MSBH is celebrating its 33rd anniversary providing behavioral health services for residents of Caroline, Dorchester, Kent, Queen Anne's and Talbot Counties “through effective coordination of care in collaboration with consumers, their natural support systems, providers and the community at large,” according to its mission statement.
The organization’s work with the health departments of the five counties is extensive, including workgroups for children, youth and adults, as well as individuals with autism; the Roundtable on Homelessness; and the Eastern Shore Safe Station Coalition, the Suicide Prevention Coalition of the Mid-Shore, and services for veterans, among several others.
“Another really exciting thing that we've been supporting for the last couple of years is through our assisted living initiative and our state hospital discharge program,” Dilley said. “Mid Shore is supporting that program as one of two sites for the state.”
The state hospital discharge initiative supports people who have been housed and institutionalized in the state hospital systems with “transitioning out into community-based settings through assisted living funding,” she said. “We have successfully placed in the last year 35 individuals out of state hospital systems here on the Eastern Shore and in central Maryland, which is a huge success, so we're really proud to support that project.”
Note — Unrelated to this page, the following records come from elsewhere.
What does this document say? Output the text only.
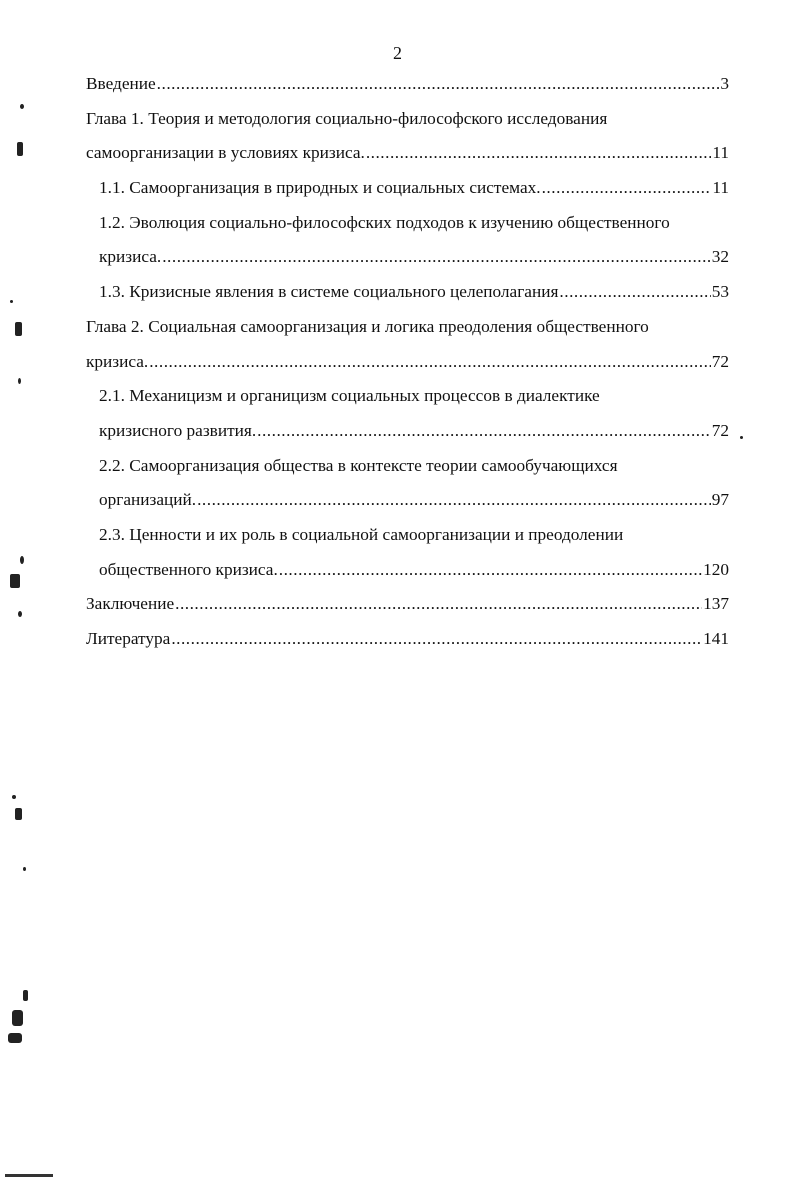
2
Введение .....	3
Глава 1. Теория и методология социально-философского исследования
самоорганизации в условиях кризиса. .....	11
1.1. Самоорганизация в природных и социальных системах. .....	11
1.2. Эволюция социально-философских подходов к изучению общественного
кризиса. .....	32
1.3. Кризисные явления в системе социального целеполагания .....	53
Глава 2. Социальная самоорганизация и логика преодоления общественного
кризиса. .....	72
2.1. Механицизм и органицизм социальных процессов в диалектике
кризисного развития. .....	72
2.2. Самоорганизация общества в контексте теории самообучающихся
организаций. .....	97
2.3. Ценности и их роль в социальной самоорганизации и преодолении
общественного кризиса. .....	120
Заключение .....	137
Литература .....	141
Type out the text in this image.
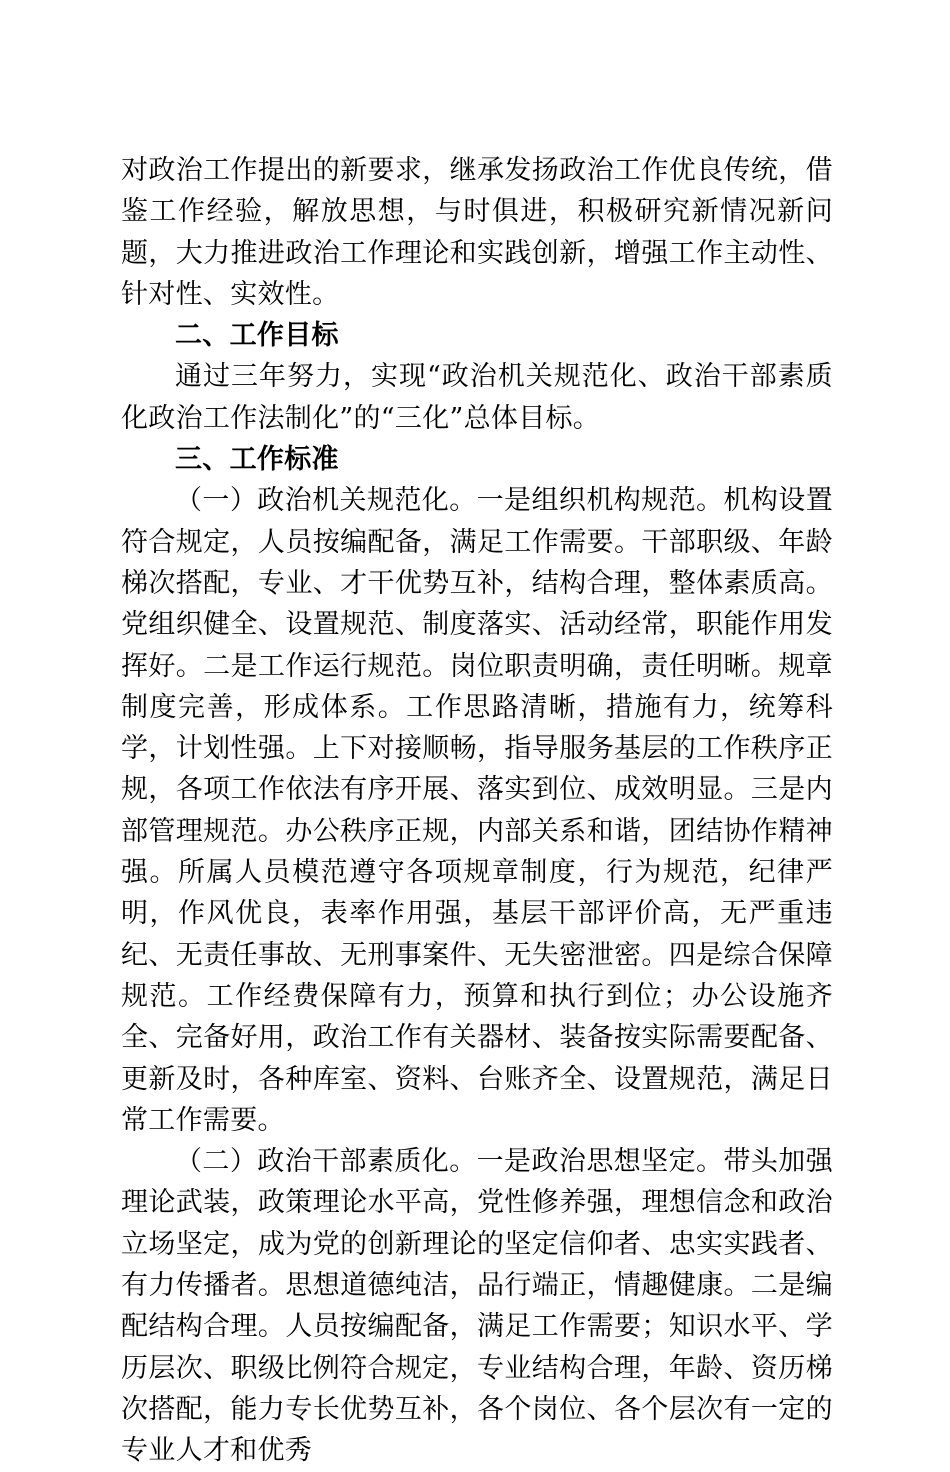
对政治工作提出的新要求，继承发扬政治工作优良传统，借鉴工作经验，解放思想，与时俱进，积极研究新情况新问题，大力推进政治工作理论和实践创新，增强工作主动性、针对性、实效性。

二、工作目标

通过三年努力，实现“政治机关规范化、政治干部素质化政治工作法制化”的“三化”总体目标。

三、工作标准

（一）政治机关规范化。一是组织机构规范。机构设置符合规定，人员按编配备，满足工作需要。干部职级、年龄梯次搭配，专业、才干优势互补，结构合理，整体素质高。党组织健全、设置规范、制度落实、活动经常，职能作用发挥好。二是工作运行规范。岗位职责明确，责任明晰。规章制度完善，形成体系。工作思路清晰，措施有力，统筹科学，计划性强。上下对接顺畅，指导服务基层的工作秩序正规，各项工作依法有序开展、落实到位、成效明显。三是内部管理规范。办公秩序正规，内部关系和谐，团结协作精神强。所属人员模范遵守各项规章制度，行为规范，纪律严明，作风优良，表率作用强，基层干部评价高，无严重违纪、无责任事故、无刑事案件、无失密泄密。四是综合保障规范。工作经费保障有力，预算和执行到位；办公设施齐全、完备好用，政治工作有关器材、装备按实际需要配备、更新及时，各种库室、资料、台账齐全、设置规范，满足日常工作需要。

（二）政治干部素质化。一是政治思想坚定。带头加强理论武装，政策理论水平高，党性修养强，理想信念和政治立场坚定，成为党的创新理论的坚定信仰者、忠实实践者、有力传播者。思想道德纯洁，品行端正，情趣健康。二是编配结构合理。人员按编配备，满足工作需要；知识水平、学历层次、职级比例符合规定，专业结构合理，年龄、资历梯次搭配，能力专长优势互补，各个岗位、各个层次有一定的专业人才和优秀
Simpers shared programs and initiatives specific to Caroline County. One of those is developing a resource guide for first responders. Another is Project Chesapeake, an intensive outpatient substance use program which opened in March 2025 in Greensboro. The Hub Pilot Initiative in Caroline County Public Schools, “which is funding to expand our behavioral health services for mental health and substance use for our youth engaged in the public schools,” begins in 2026. MSBH also works with Caroline County’s Problem-Solving Court and supports Caroline Goes Purple.
MSBH initiated a firearms safety and awareness campaign, enabling MSBH to hand out over 2,000 gun locks and provide outreach and training.
MSBH also manages the Mid-Shore State Opioid Response Grant (SOR) which currently funds 12 crisis beds at the A.F. Whitsitt Center in Chestertown, four Safe Stations in four counties, including Caroline, and recovery housing.
MSBH’s annual volunteer day was held in conjunction with Positive Strides, based in Caroline County.
“Through the public behavioral health system, Caroline County has served 1,050 residents for substance use,” Simpers said. For mental health, 2,369 were served, or 7% of the county’s population; for substance use, it was 3%.
The state of Maryland is wrestling with the problem of youth admitted to emergency rooms who experience 3-week delays before being placed in residential psychiatric care facilities.
Breeding said the Commissioners received an email the week before stating that youth “admitted to ERs are waiting up to 20 days for placement in a psychiatric facility.”
Dilley said it was true across the state. “The last residential treatment placement we had on the Eastern Shore (in Cambridge) closed in November of 2016.”
Making the problem more complex is the requirement of “an educational component, which often falls back on the county in which the treatment facility resides,” she said. Further complicating a solution is the current funding climate and workforce.
Over 50% of MSBH’s funding is through the federal government, Dilley said. Funding awarded over a 5-year period from 2021 through the FY25 budget increased from nearly $9.8 million to just under $21.8 million.